The misbehavior of AI tools, such as Microsoft’s Bing AI forgetting what year it is, has been a subtext of AI-related reports. However, it is often difficult to tell the difference between a bug, such as Google’s Gemini image generator depicting various Nazis depending on filter settings, and a poorly constructed underlying AI model that analyzes input data and predicts acceptable responses.
Now OpenAI has published the first draft of a proposed framework called Model Spec that will shape how AI tools like its own GPT-4 model will respond in the future: AI models should be guided, useful and responsive to developers and end users, benefit humanity by considering potential benefits and harms, and reflect OpenAI well by respecting social norms and laws.
OpenAI is also considering allowing companies and users to ‘tweak’ the ‘spiciness’ of the AI model; assessing whether it can responsibly provide the ability to generate NSFW content in an age-appropriate context through the API and ChatGPT.”
Do not provide hazardous information TAs should not provide instructions on how to create chemical, biological, radiological and nuclear (CBRN) threats. PAs should default to providing information of reasonable use that is not a CBRN threat, or information that is generally readily available online.
The section of the model specification on how AI assistants should deal with information threat. Screenshot: OpenAI.
Joanne Jang, Product Manager at OpenAI, explains that the goal is to get input from the public to help determine how AI models should behave, and that this framework will help draw a clear line between what is intended and what is a mistake. The default behavior of the model proposed by OpenAI includes assuming that users and developers have good intentions, asking clear questions, not overstepping, being objective, discouraging hate, not trying to change anyone’s mind, and expressing ambiguity.

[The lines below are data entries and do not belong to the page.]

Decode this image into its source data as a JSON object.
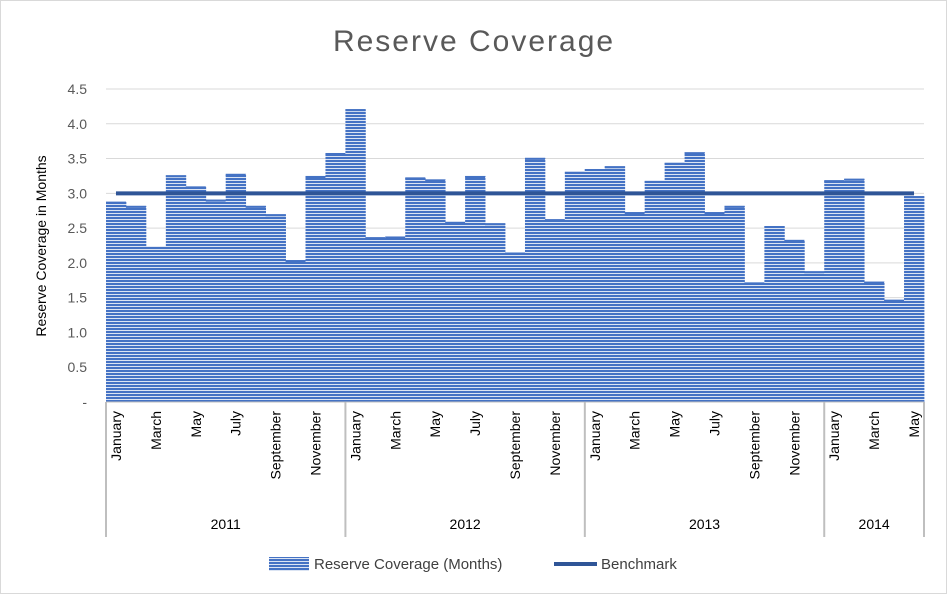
{
  "chart_data": {
    "type": "bar",
    "title": "Reserve Coverage",
    "ylabel": "Reserve Coverage in Months",
    "ylim": [
      0,
      4.5
    ],
    "yticks": [
      "-",
      "0.5",
      "1.0",
      "1.5",
      "2.0",
      "2.5",
      "3.0",
      "3.5",
      "4.0",
      "4.5"
    ],
    "month_labels": [
      "January",
      "March",
      "May",
      "July",
      "September",
      "November"
    ],
    "month_labels_2014": [
      "January",
      "March",
      "May"
    ],
    "years": [
      {
        "label": "2011",
        "months": 12
      },
      {
        "label": "2012",
        "months": 12
      },
      {
        "label": "2013",
        "months": 12
      },
      {
        "label": "2014",
        "months": 5
      }
    ],
    "series": [
      {
        "name": "Reserve Coverage (Months)",
        "type": "bar",
        "values": [
          2.88,
          2.82,
          2.23,
          3.26,
          3.1,
          2.91,
          3.28,
          2.82,
          2.7,
          2.04,
          3.25,
          3.58,
          4.21,
          2.37,
          2.38,
          3.23,
          3.2,
          2.59,
          3.25,
          2.57,
          2.15,
          3.51,
          2.63,
          3.31,
          3.35,
          3.39,
          2.73,
          3.18,
          3.44,
          3.59,
          2.73,
          2.82,
          1.72,
          2.53,
          2.33,
          1.88,
          3.19,
          3.21,
          1.73,
          1.47,
          2.96
        ]
      },
      {
        "name": "Benchmark",
        "type": "line",
        "values": [
          3.0
        ]
      }
    ],
    "legend_position": "bottom",
    "colors": {
      "bar_fill": "#4472C4",
      "bar_stripe": "#ffffff",
      "benchmark": "#2F5597",
      "grid": "#d9d9d9",
      "axis": "#bfbfbf"
    }
  }
}
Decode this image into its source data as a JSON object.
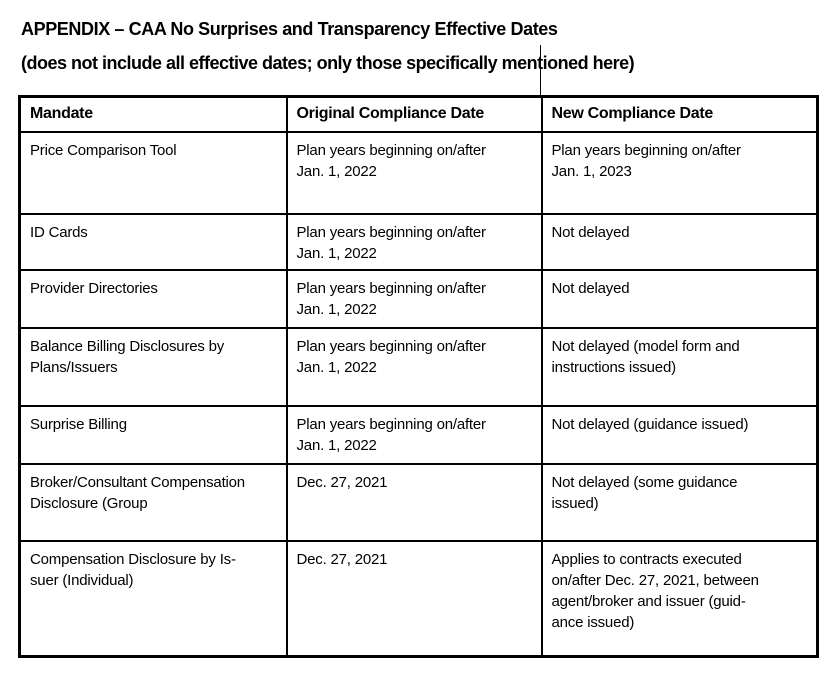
{
  "document": {
    "title": "APPENDIX – CAA No Surprises and Transparency Effective Dates",
    "subtitle": "(does not include all effective dates; only those specifically mentioned here)"
  },
  "colors": {
    "text": "#000000",
    "background": "#ffffff",
    "border": "#000000"
  },
  "table": {
    "columns": [
      "Mandate",
      "Original Compliance Date",
      "New Compliance Date"
    ],
    "rows": [
      {
        "mandate": "Price Comparison Tool",
        "original": "Plan years beginning on/after\nJan. 1, 2022",
        "new": "Plan years beginning on/after\nJan. 1, 2023"
      },
      {
        "mandate": "ID Cards",
        "original": "Plan years beginning on/after\nJan. 1, 2022",
        "new": "Not delayed"
      },
      {
        "mandate": "Provider Directories",
        "original": "Plan years beginning on/after\nJan. 1, 2022",
        "new": "Not delayed"
      },
      {
        "mandate": "Balance Billing Disclosures by\nPlans/Issuers",
        "original": "Plan years beginning on/after\nJan. 1, 2022",
        "new": "Not delayed (model form and\ninstructions issued)"
      },
      {
        "mandate": "Surprise Billing",
        "original": "Plan years beginning on/after\nJan. 1, 2022",
        "new": "Not delayed (guidance issued)"
      },
      {
        "mandate": "Broker/Consultant Compensation\nDisclosure (Group",
        "original": "Dec. 27, 2021",
        "new": "Not delayed (some guidance\nissued)"
      },
      {
        "mandate": "Compensation Disclosure by Is-\nsuer (Individual)",
        "original": "Dec. 27, 2021",
        "new": "Applies to contracts executed\non/after Dec. 27, 2021, between\nagent/broker and issuer (guid-\nance issued)"
      }
    ]
  }
}
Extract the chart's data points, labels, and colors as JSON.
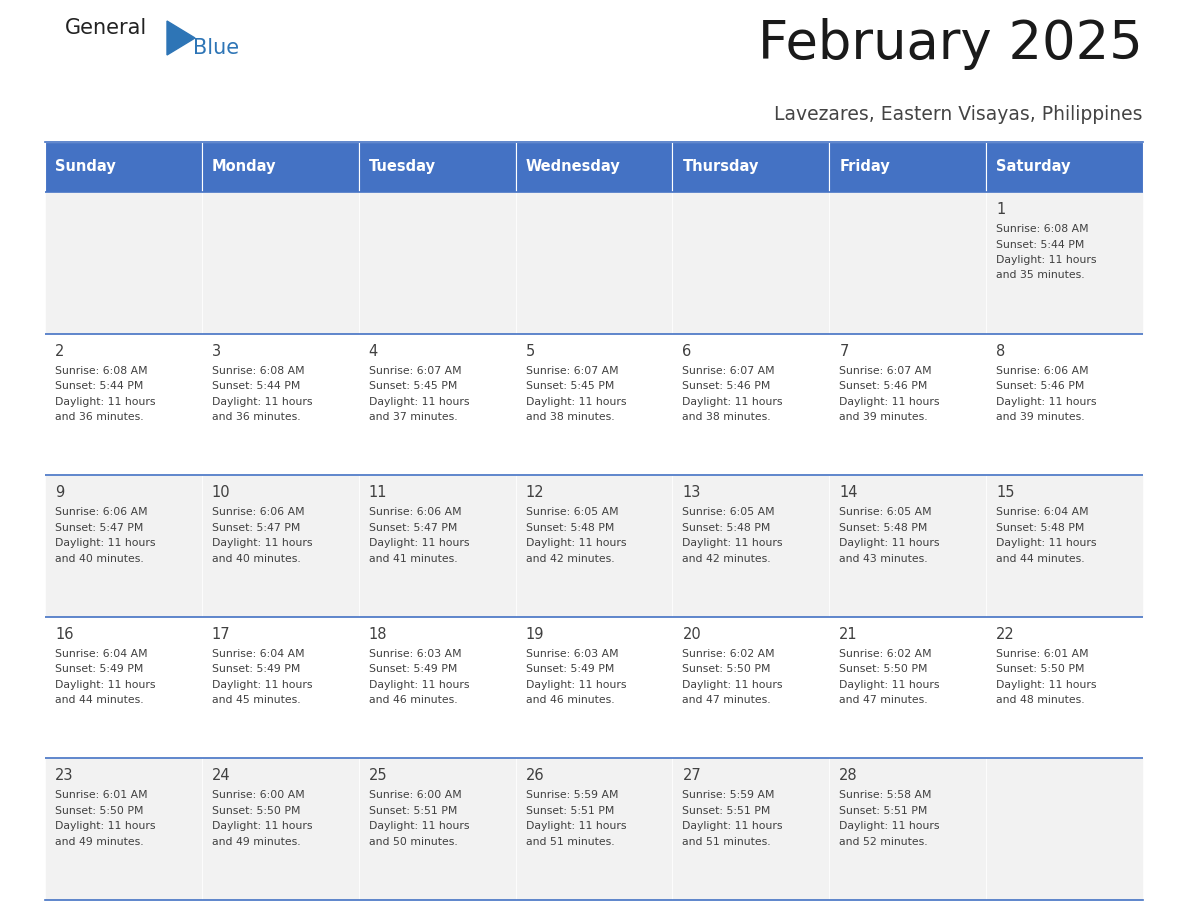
{
  "title": "February 2025",
  "subtitle": "Lavezares, Eastern Visayas, Philippines",
  "header_bg": "#4472C4",
  "header_text": "#FFFFFF",
  "cell_bg_odd": "#F2F2F2",
  "cell_bg_even": "#FFFFFF",
  "border_color": "#4472C4",
  "text_color": "#404040",
  "days_of_week": [
    "Sunday",
    "Monday",
    "Tuesday",
    "Wednesday",
    "Thursday",
    "Friday",
    "Saturday"
  ],
  "calendar": [
    [
      {
        "day": "",
        "sunrise": "",
        "sunset": "",
        "daylight_hours": "",
        "daylight_min": ""
      },
      {
        "day": "",
        "sunrise": "",
        "sunset": "",
        "daylight_hours": "",
        "daylight_min": ""
      },
      {
        "day": "",
        "sunrise": "",
        "sunset": "",
        "daylight_hours": "",
        "daylight_min": ""
      },
      {
        "day": "",
        "sunrise": "",
        "sunset": "",
        "daylight_hours": "",
        "daylight_min": ""
      },
      {
        "day": "",
        "sunrise": "",
        "sunset": "",
        "daylight_hours": "",
        "daylight_min": ""
      },
      {
        "day": "",
        "sunrise": "",
        "sunset": "",
        "daylight_hours": "",
        "daylight_min": ""
      },
      {
        "day": "1",
        "sunrise": "6:08 AM",
        "sunset": "5:44 PM",
        "daylight_hours": "11",
        "daylight_min": "35"
      }
    ],
    [
      {
        "day": "2",
        "sunrise": "6:08 AM",
        "sunset": "5:44 PM",
        "daylight_hours": "11",
        "daylight_min": "36"
      },
      {
        "day": "3",
        "sunrise": "6:08 AM",
        "sunset": "5:44 PM",
        "daylight_hours": "11",
        "daylight_min": "36"
      },
      {
        "day": "4",
        "sunrise": "6:07 AM",
        "sunset": "5:45 PM",
        "daylight_hours": "11",
        "daylight_min": "37"
      },
      {
        "day": "5",
        "sunrise": "6:07 AM",
        "sunset": "5:45 PM",
        "daylight_hours": "11",
        "daylight_min": "38"
      },
      {
        "day": "6",
        "sunrise": "6:07 AM",
        "sunset": "5:46 PM",
        "daylight_hours": "11",
        "daylight_min": "38"
      },
      {
        "day": "7",
        "sunrise": "6:07 AM",
        "sunset": "5:46 PM",
        "daylight_hours": "11",
        "daylight_min": "39"
      },
      {
        "day": "8",
        "sunrise": "6:06 AM",
        "sunset": "5:46 PM",
        "daylight_hours": "11",
        "daylight_min": "39"
      }
    ],
    [
      {
        "day": "9",
        "sunrise": "6:06 AM",
        "sunset": "5:47 PM",
        "daylight_hours": "11",
        "daylight_min": "40"
      },
      {
        "day": "10",
        "sunrise": "6:06 AM",
        "sunset": "5:47 PM",
        "daylight_hours": "11",
        "daylight_min": "40"
      },
      {
        "day": "11",
        "sunrise": "6:06 AM",
        "sunset": "5:47 PM",
        "daylight_hours": "11",
        "daylight_min": "41"
      },
      {
        "day": "12",
        "sunrise": "6:05 AM",
        "sunset": "5:48 PM",
        "daylight_hours": "11",
        "daylight_min": "42"
      },
      {
        "day": "13",
        "sunrise": "6:05 AM",
        "sunset": "5:48 PM",
        "daylight_hours": "11",
        "daylight_min": "42"
      },
      {
        "day": "14",
        "sunrise": "6:05 AM",
        "sunset": "5:48 PM",
        "daylight_hours": "11",
        "daylight_min": "43"
      },
      {
        "day": "15",
        "sunrise": "6:04 AM",
        "sunset": "5:48 PM",
        "daylight_hours": "11",
        "daylight_min": "44"
      }
    ],
    [
      {
        "day": "16",
        "sunrise": "6:04 AM",
        "sunset": "5:49 PM",
        "daylight_hours": "11",
        "daylight_min": "44"
      },
      {
        "day": "17",
        "sunrise": "6:04 AM",
        "sunset": "5:49 PM",
        "daylight_hours": "11",
        "daylight_min": "45"
      },
      {
        "day": "18",
        "sunrise": "6:03 AM",
        "sunset": "5:49 PM",
        "daylight_hours": "11",
        "daylight_min": "46"
      },
      {
        "day": "19",
        "sunrise": "6:03 AM",
        "sunset": "5:49 PM",
        "daylight_hours": "11",
        "daylight_min": "46"
      },
      {
        "day": "20",
        "sunrise": "6:02 AM",
        "sunset": "5:50 PM",
        "daylight_hours": "11",
        "daylight_min": "47"
      },
      {
        "day": "21",
        "sunrise": "6:02 AM",
        "sunset": "5:50 PM",
        "daylight_hours": "11",
        "daylight_min": "47"
      },
      {
        "day": "22",
        "sunrise": "6:01 AM",
        "sunset": "5:50 PM",
        "daylight_hours": "11",
        "daylight_min": "48"
      }
    ],
    [
      {
        "day": "23",
        "sunrise": "6:01 AM",
        "sunset": "5:50 PM",
        "daylight_hours": "11",
        "daylight_min": "49"
      },
      {
        "day": "24",
        "sunrise": "6:00 AM",
        "sunset": "5:50 PM",
        "daylight_hours": "11",
        "daylight_min": "49"
      },
      {
        "day": "25",
        "sunrise": "6:00 AM",
        "sunset": "5:51 PM",
        "daylight_hours": "11",
        "daylight_min": "50"
      },
      {
        "day": "26",
        "sunrise": "5:59 AM",
        "sunset": "5:51 PM",
        "daylight_hours": "11",
        "daylight_min": "51"
      },
      {
        "day": "27",
        "sunrise": "5:59 AM",
        "sunset": "5:51 PM",
        "daylight_hours": "11",
        "daylight_min": "51"
      },
      {
        "day": "28",
        "sunrise": "5:58 AM",
        "sunset": "5:51 PM",
        "daylight_hours": "11",
        "daylight_min": "52"
      },
      {
        "day": "",
        "sunrise": "",
        "sunset": "",
        "daylight_hours": "",
        "daylight_min": ""
      }
    ]
  ],
  "logo_general_color": "#222222",
  "logo_blue_color": "#2E75B6",
  "logo_triangle_color": "#2E75B6"
}
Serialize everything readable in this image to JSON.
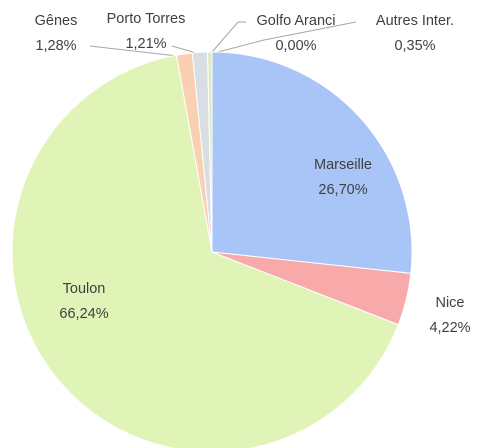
{
  "chart_data": {
    "type": "pie",
    "categories": [
      "Marseille",
      "Nice",
      "Toulon",
      "Gênes",
      "Porto Torres",
      "Golfo Aranci",
      "Autres Inter."
    ],
    "values": [
      26.7,
      4.22,
      66.24,
      1.28,
      1.21,
      0.0,
      0.35
    ],
    "value_labels": [
      "26,70%",
      "4,22%",
      "66,24%",
      "1,28%",
      "1,21%",
      "0,00%",
      "0,35%"
    ],
    "colors": [
      "#a9c4f6",
      "#f8a9a9",
      "#e0f4b8",
      "#fad0b2",
      "#d9dde4",
      "#c9d6ea",
      "#dcecc0"
    ]
  }
}
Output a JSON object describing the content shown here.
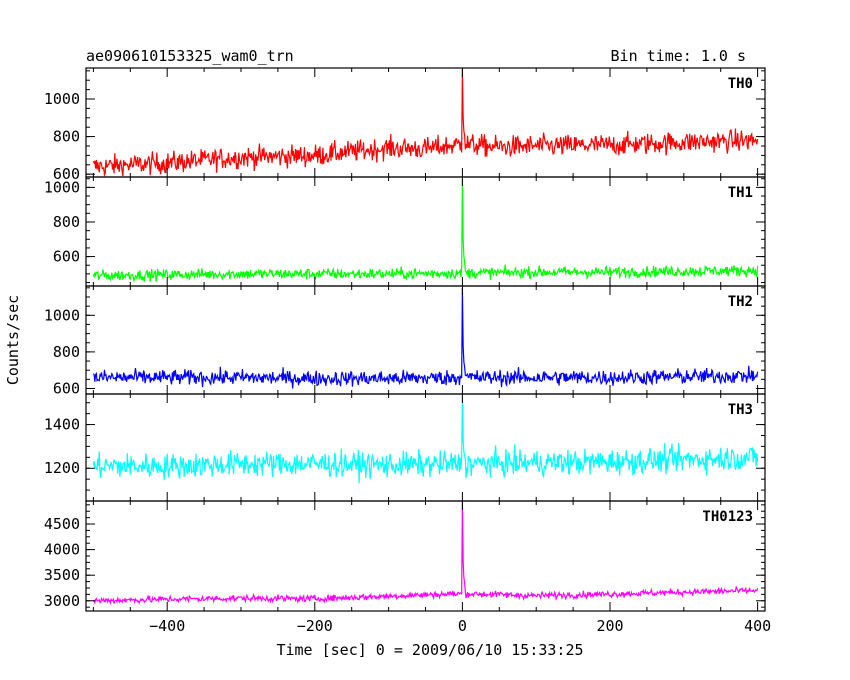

“We think we can create building blocks for people to have more nuanced conversations about models.” “If models have to obey the law, whose law should they obey?” he asks. Jean tells The Verge:” “I hope we can resolve the debate about whether something is a bug or whether the answer is a principle that people disagree with.” Because it facilitates a conversation about what we should bring to the policy team.
The Model Spec will not have an immediate impact on OpenAI’s existing model versions, such as GPT-4 and DALL-E 3.
Jang notes that model behavior is ‘early science’ and the Model Specification is a living document that can be updated frequently. For now, OpenAI is awaiting feedback from the public and various stakeholders using the model, including “policymakers, trusted institutions and domain experts.”
OpenAI did not specify to what extent feedback from the public could be adopted, or who would decide what should be changed. Ultimately, the final say on how the model will behave rests with the company, which said in its application, “As we develop a robust process for collecting and incorporating feedback to ensure we are responsibly moving towards our mission, this will give us an initial insight into what we hope this will provide us with the following information.” It said.